British marine ecologist Peter Mumby receives school’s top honor.
Coral Gables (April 11, 2011) — The Rosenstiel School of Marine and Atmospheric Science presented British marine ecologist Peter Mumby with the 2011 Rosenstiel Award, the school’s top honor, on April 6 during a ceremony at its bayside location on Virginia Key. Mumby, professor at Australia’s University of Queensland, has worked extensively on Caribbean reefs to study the impacts of marine reserves.
After brief welcoming remarks from Rosenstiel School Dean Roni Avissar and UM Provost Thomas LeBlanc, Sharon Smith, professor and chair of marine biology and fisheries, took the stage to introduce the award recipient. She mentioned that Mumby is a prolific writer with more than 85 publications who has secured over $20 million in research funding in just the last five years. Mumby is also a Pew Fellow of Marine Conservation and an Australian Research Council Laureate, yet still finds time to mentor junior faculty members. And he is a mid-career scientist who has decades of exciting discoveries ahead of him.

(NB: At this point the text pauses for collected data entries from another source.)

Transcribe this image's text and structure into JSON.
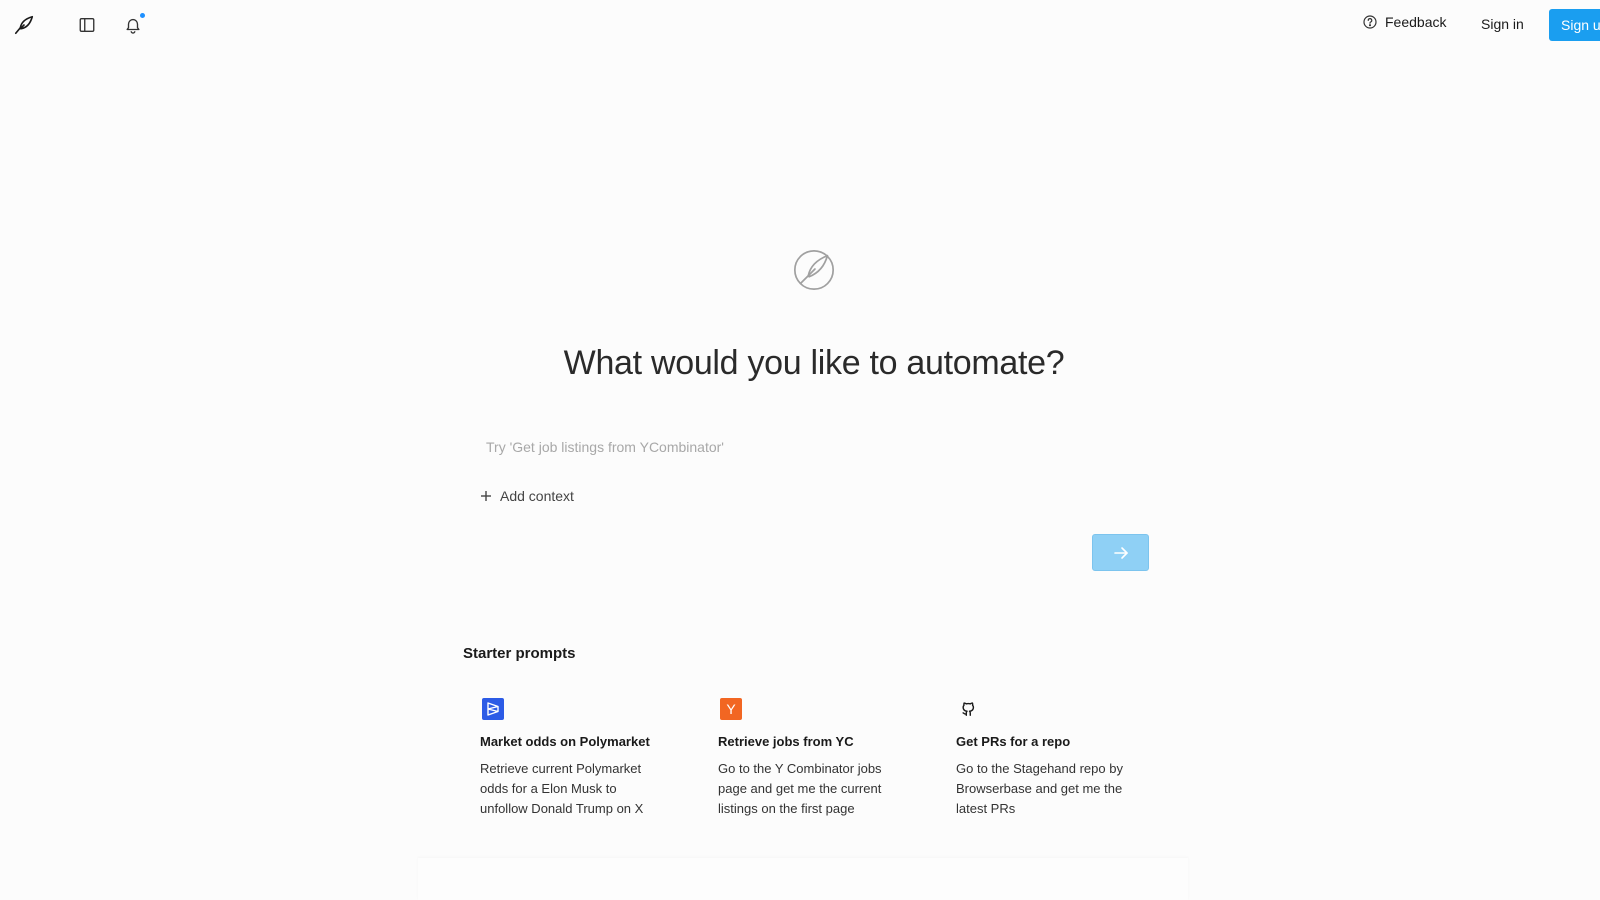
{
  "header": {
    "feedback_label": "Feedback",
    "signin_label": "Sign in",
    "signup_label": "Sign up"
  },
  "main": {
    "headline": "What would you like to automate?",
    "prompt_placeholder": "Try 'Get job listings from YCombinator'",
    "add_context_label": "Add context"
  },
  "starter": {
    "title": "Starter prompts",
    "cards": [
      {
        "icon": "polymarket-icon",
        "title": "Market odds on Polymarket",
        "description": "Retrieve current Polymarket odds for a Elon Musk to unfollow Donald Trump on X"
      },
      {
        "icon": "ycombinator-icon",
        "icon_text": "Y",
        "title": "Retrieve jobs from YC",
        "description": "Go to the Y Combinator jobs page and get me the current listings on the first page"
      },
      {
        "icon": "github-icon",
        "title": "Get PRs for a repo",
        "description": "Go to the Stagehand repo by Browserbase and get me the latest PRs"
      }
    ]
  },
  "colors": {
    "accent": "#1a9ef0",
    "submit_disabled": "#8fd0f5",
    "notification_dot": "#1e90ff",
    "polymarket_blue": "#2c5be6",
    "yc_orange": "#f26622"
  }
}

Mumby’s acceptance speech was the highlight of the evening. He shared amusing anecdotes of his many collaborations with Rosenstiel School faculty members through the years, including Bob Ginsburg, Don Olson, John McManus, Kenny Broad, Claire Paris, Bob Cowen, Su Sponaugle, Peter Ortner, and the late mangrove expert Sam Snedaker. He recalled his first interaction with the school in 1993, when he attended a conference hosted by Ginsburg, to whom he gave a dog-eared copy of a paper that would eventually become his first peer-reviewed publication in the Bulletin of Marine Science (which is published through the Rosenstiel School and currently edited by Sponaugle). Mumby also thanked Sidney Hartley and Jackie Reyes, who helped to organize his visit to Miami.
The Rosenstiel Award honors scientists who have made significant and growing impacts in their field in the past decade. It is an award targeted for researchers who are already making outstanding scientific contributions in their early- to mid-career stages. Created through an endowment from the Rosenstiel Foundation, it recognizes outstanding scientists for their contributions to marine science and in oceanographically relevant areas of atmospheric science with a $10,000 prize.
According to Andrew Baker, 2008 Pew Fellow for Marine Conservation and UM Marine Biology and Fisheries faculty member, “Peter is a leading figure in coral reef science whose work spans the fields of remote sensing, connectivity, ecology, and climate change. It is extremely rare for someone to have made such lasting contributions to such a broad range of fields at such an early stage in their career. Pete’s engaging personality and keen sense of humor belie great intelligence, dedication, and drive. With the future of coral reefs currently hanging in the balance, it’s good to know that scientists like Professor Mumby have dedicated themselves to finding ways to help these ecosystems persist and thrive over the next few decades.”